The spacecraft zipped through this region at speeds of about 77,000 mph so small particles hitting a sensitive area could potentially have disabled the spacecraft, the statement said.
To protect itself, the spacecraft used its large, dish-shaped high-gain antenna, which has a diameter of 13 feet, as a shield, orienting it in the direction of oncoming ring particles, it said. This meant that the spacecraft was out of contact with Earth during the ring-plane crossing, which took place at 2 a.m. PDT Wednesday.
Cassini was programmed to collect science data while close to the planet and turn toward Earth to make contact about 20 hours after the crossing, the statement said, adding that Cassini’s next dive through the gap is scheduled for Tuesday.
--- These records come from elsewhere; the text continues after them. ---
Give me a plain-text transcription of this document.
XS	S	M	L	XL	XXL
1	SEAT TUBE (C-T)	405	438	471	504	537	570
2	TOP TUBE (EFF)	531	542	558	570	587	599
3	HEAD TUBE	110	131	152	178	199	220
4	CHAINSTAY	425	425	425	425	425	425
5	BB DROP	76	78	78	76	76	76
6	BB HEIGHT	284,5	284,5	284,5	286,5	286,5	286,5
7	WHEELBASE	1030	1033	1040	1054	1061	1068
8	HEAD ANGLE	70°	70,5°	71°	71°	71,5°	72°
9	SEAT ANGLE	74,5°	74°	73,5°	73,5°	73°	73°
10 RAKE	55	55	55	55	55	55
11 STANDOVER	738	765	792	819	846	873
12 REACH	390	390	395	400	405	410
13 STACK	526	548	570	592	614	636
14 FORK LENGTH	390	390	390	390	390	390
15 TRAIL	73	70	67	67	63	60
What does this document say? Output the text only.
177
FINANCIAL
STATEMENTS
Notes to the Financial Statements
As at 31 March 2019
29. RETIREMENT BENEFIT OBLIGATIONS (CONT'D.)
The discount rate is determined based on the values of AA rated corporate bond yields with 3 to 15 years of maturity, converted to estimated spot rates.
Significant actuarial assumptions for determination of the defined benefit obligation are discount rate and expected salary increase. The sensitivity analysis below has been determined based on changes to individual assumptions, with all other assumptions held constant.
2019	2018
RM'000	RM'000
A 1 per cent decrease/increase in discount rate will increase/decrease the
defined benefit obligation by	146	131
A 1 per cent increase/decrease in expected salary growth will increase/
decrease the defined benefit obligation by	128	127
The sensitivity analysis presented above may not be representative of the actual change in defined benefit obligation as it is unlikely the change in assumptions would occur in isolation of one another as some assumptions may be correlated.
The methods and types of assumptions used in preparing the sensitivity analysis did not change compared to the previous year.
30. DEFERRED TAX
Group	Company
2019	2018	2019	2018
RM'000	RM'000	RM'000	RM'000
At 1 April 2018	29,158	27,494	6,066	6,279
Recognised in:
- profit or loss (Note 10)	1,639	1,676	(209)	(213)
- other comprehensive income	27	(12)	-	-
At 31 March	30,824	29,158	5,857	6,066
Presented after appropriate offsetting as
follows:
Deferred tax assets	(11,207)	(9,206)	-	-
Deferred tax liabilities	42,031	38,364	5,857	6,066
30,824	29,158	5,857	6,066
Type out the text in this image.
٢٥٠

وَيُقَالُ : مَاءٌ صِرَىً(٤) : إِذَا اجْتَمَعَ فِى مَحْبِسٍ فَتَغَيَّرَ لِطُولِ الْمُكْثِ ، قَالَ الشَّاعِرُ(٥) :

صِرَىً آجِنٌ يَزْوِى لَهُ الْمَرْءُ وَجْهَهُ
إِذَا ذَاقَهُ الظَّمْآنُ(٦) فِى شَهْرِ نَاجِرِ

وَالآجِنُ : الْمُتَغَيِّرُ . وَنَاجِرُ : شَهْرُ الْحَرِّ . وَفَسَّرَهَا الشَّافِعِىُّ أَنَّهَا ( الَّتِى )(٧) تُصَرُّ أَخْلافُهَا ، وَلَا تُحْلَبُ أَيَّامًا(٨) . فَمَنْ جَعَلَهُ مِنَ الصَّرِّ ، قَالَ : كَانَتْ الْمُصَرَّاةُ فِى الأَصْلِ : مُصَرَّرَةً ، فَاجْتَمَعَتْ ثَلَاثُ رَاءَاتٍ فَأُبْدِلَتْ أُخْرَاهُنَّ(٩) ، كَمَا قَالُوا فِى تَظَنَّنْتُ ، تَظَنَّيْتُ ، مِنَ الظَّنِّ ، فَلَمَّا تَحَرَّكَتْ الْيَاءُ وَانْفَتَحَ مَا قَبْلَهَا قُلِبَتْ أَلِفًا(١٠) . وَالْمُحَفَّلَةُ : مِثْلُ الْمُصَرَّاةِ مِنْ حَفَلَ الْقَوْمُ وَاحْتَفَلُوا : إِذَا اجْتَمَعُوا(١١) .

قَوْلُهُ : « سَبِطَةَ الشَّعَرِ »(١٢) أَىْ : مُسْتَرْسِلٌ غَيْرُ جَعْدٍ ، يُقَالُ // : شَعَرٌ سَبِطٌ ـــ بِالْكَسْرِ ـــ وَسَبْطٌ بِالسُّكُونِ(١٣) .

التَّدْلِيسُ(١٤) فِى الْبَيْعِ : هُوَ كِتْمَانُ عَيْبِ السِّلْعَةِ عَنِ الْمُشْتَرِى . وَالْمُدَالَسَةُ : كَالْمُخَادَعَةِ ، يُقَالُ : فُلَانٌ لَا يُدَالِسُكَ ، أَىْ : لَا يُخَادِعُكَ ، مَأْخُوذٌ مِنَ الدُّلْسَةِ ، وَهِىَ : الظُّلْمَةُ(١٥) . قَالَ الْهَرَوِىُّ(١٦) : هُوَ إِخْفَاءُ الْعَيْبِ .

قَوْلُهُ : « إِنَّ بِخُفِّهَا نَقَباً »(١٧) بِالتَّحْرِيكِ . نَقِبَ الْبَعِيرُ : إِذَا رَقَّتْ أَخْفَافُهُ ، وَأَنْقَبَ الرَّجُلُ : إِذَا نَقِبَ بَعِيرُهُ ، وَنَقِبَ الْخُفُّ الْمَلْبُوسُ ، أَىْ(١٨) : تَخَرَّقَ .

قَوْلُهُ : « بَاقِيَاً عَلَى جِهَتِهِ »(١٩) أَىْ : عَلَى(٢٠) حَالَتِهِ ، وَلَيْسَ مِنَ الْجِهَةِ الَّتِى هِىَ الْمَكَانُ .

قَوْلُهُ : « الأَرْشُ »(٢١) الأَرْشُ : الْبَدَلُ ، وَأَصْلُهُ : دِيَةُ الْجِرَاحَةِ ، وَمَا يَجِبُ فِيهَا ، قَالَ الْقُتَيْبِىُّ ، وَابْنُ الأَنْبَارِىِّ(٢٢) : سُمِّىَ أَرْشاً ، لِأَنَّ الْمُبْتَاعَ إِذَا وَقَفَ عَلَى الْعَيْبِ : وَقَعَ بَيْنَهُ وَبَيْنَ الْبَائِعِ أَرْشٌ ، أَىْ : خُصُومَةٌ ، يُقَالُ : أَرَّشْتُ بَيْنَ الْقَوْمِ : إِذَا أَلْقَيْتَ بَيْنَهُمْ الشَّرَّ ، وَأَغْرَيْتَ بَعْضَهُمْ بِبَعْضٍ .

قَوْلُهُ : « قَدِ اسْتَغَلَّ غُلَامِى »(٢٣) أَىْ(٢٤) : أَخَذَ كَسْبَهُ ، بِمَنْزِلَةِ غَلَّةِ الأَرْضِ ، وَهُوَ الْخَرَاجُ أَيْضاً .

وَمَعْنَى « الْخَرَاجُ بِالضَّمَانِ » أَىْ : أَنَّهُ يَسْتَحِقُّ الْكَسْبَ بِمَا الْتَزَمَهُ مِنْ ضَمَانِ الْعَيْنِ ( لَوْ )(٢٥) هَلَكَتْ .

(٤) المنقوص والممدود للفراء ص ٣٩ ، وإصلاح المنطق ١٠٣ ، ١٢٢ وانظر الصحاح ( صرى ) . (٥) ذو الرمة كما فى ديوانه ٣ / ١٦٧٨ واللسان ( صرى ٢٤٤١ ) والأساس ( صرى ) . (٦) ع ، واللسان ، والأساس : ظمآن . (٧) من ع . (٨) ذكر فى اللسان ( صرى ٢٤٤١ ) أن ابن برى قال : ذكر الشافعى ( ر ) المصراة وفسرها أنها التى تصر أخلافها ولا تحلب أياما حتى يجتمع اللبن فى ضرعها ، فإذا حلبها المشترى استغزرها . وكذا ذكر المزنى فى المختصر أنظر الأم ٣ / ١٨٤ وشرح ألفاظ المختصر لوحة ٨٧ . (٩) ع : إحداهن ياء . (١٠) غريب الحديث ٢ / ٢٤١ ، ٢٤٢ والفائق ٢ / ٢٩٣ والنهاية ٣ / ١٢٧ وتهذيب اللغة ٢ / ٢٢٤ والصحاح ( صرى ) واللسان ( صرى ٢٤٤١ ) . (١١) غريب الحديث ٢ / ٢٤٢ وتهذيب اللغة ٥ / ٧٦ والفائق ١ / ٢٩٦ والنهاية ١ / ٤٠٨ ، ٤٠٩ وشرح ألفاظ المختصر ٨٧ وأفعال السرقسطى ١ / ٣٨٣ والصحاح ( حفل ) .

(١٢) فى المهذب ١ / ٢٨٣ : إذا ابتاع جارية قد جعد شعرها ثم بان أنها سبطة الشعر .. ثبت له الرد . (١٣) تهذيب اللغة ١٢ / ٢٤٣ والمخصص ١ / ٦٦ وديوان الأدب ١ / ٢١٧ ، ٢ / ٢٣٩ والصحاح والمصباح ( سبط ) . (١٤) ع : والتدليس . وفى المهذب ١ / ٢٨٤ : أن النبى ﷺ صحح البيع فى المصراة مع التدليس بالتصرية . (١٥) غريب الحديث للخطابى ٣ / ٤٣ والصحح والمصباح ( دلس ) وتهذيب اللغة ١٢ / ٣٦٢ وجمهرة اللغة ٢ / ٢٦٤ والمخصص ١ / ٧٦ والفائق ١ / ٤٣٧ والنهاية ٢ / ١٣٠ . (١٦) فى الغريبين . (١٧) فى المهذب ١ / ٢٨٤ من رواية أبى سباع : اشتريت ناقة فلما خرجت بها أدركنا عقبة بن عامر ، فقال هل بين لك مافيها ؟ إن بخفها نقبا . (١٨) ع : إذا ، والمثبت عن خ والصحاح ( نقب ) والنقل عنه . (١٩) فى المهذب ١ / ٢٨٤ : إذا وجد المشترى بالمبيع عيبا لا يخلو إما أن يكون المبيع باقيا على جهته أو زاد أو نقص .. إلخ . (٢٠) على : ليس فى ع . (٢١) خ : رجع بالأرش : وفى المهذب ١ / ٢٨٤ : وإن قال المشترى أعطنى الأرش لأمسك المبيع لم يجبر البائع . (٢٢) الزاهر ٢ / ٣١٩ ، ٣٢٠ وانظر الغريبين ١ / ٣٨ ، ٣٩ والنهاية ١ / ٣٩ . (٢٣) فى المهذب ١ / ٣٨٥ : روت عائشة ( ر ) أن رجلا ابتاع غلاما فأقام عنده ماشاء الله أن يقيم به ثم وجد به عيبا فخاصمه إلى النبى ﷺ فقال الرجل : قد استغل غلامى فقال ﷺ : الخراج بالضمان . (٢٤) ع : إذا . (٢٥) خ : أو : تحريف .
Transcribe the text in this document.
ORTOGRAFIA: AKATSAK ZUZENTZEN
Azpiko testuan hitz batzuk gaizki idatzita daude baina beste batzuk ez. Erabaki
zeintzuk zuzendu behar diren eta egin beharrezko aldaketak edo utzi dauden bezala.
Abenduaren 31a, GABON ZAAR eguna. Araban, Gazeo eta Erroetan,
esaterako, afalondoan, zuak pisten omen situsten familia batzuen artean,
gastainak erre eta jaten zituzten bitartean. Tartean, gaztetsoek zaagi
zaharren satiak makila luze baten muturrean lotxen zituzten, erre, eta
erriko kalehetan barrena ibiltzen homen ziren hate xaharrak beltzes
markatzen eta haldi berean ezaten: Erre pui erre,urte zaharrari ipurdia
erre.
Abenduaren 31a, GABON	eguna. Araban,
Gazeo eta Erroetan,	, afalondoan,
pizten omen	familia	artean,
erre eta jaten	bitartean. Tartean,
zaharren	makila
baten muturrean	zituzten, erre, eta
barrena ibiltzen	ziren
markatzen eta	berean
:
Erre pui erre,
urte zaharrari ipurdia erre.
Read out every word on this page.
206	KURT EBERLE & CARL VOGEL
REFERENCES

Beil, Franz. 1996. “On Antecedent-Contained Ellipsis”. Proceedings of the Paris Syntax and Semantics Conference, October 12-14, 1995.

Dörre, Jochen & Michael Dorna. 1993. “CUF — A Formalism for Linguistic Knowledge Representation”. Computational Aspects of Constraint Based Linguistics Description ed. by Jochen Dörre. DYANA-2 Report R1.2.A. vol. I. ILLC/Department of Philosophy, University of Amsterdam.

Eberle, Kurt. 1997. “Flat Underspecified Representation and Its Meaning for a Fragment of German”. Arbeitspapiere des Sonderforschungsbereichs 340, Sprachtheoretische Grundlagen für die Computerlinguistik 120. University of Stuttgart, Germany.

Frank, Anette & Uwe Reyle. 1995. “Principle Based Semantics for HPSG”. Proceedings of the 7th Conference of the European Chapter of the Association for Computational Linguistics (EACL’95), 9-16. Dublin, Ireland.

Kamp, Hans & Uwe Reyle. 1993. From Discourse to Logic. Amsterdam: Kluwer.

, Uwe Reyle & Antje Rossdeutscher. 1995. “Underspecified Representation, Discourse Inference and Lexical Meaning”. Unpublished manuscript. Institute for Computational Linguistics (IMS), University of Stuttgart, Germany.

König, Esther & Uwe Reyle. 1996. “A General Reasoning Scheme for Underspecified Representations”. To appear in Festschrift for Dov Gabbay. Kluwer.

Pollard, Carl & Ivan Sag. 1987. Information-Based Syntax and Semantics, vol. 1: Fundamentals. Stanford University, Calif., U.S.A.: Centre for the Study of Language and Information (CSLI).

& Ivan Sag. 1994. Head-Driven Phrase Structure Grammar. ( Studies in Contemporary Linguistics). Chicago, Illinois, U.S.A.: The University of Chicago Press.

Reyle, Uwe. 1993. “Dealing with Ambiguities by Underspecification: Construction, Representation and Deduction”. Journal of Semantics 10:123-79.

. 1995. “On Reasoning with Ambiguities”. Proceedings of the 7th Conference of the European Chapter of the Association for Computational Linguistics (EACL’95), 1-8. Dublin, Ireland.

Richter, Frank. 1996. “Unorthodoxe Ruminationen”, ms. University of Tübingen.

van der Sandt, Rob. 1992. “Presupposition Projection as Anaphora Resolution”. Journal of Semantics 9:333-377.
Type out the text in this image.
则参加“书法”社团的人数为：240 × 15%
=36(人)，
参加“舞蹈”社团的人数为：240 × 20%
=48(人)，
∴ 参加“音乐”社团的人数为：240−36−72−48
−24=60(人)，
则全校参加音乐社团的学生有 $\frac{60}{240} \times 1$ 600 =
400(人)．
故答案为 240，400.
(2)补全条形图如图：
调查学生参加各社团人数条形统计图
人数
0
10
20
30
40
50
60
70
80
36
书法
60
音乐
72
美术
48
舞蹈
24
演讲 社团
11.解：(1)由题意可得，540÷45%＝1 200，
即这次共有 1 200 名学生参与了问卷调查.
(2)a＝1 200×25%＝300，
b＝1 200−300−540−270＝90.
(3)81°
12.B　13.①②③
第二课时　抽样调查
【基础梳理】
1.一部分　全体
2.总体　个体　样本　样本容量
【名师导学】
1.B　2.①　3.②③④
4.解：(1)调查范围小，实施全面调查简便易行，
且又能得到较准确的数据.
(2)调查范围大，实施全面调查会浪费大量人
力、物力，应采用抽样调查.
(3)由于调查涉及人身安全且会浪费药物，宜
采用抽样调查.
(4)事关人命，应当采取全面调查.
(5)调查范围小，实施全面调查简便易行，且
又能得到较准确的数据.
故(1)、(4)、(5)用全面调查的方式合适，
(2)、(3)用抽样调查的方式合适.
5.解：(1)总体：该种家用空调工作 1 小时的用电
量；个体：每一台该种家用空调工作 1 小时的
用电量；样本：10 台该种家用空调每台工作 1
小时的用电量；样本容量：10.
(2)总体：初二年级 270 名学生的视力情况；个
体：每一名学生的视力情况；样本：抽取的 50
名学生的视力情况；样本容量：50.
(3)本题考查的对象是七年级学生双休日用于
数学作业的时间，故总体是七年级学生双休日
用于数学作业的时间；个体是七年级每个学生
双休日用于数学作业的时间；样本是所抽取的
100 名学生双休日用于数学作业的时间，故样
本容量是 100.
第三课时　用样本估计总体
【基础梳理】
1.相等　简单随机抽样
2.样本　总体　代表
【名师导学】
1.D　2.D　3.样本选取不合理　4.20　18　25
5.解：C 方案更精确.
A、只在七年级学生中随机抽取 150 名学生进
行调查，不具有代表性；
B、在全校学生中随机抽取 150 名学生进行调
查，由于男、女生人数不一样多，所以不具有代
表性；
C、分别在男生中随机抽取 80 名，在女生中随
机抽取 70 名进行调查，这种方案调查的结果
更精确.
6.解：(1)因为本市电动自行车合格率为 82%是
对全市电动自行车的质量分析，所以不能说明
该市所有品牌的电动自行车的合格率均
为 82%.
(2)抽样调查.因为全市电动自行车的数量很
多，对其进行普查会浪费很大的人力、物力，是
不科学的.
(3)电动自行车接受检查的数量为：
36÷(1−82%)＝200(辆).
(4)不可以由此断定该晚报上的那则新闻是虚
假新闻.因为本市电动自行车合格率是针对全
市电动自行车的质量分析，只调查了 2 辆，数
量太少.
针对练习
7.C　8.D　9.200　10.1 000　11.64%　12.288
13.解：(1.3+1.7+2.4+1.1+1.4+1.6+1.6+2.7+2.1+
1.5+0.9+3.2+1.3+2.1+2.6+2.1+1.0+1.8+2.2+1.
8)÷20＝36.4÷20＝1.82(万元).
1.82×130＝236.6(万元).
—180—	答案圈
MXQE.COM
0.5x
“In the grandest tradition of exploration, NASA’s Cassini spacecraft has once again blazed a trail, showing us new wonders and demonstrating where our curiosity can take us if we dare,” said Jim Green, director of the Planetary Science Division at NASA Headquarters in Washington.
Cassini was launched in 1997 and arrived at Saturn in 2004. Following its last close flyby of the large moon Titan on April 21, Cassini began what mission planners call its “Grand Finale.”
During this final chapter, Cassini loops Saturn approximately once per week, making a total of 22 dives between the rings and the planet, according to JPL’s statement. Data from this first dive will help engineers understand if and how they will need to protect the spacecraft on its future ring-plane crossings.
The spacecraft is on a trajectory that will cause it to plunge into Saturn’s atmosphere — ending Cassini’s mission — on Sept. 15, 2017, the statement said.
The Cassini-Huygens mission is a cooperative project of NASA, the European Space Agency and the Italian Space Agency. JPL, a division of Caltech in Pasadena, designed, developed and assembled the Cassini orbiter in addition to managing the mission.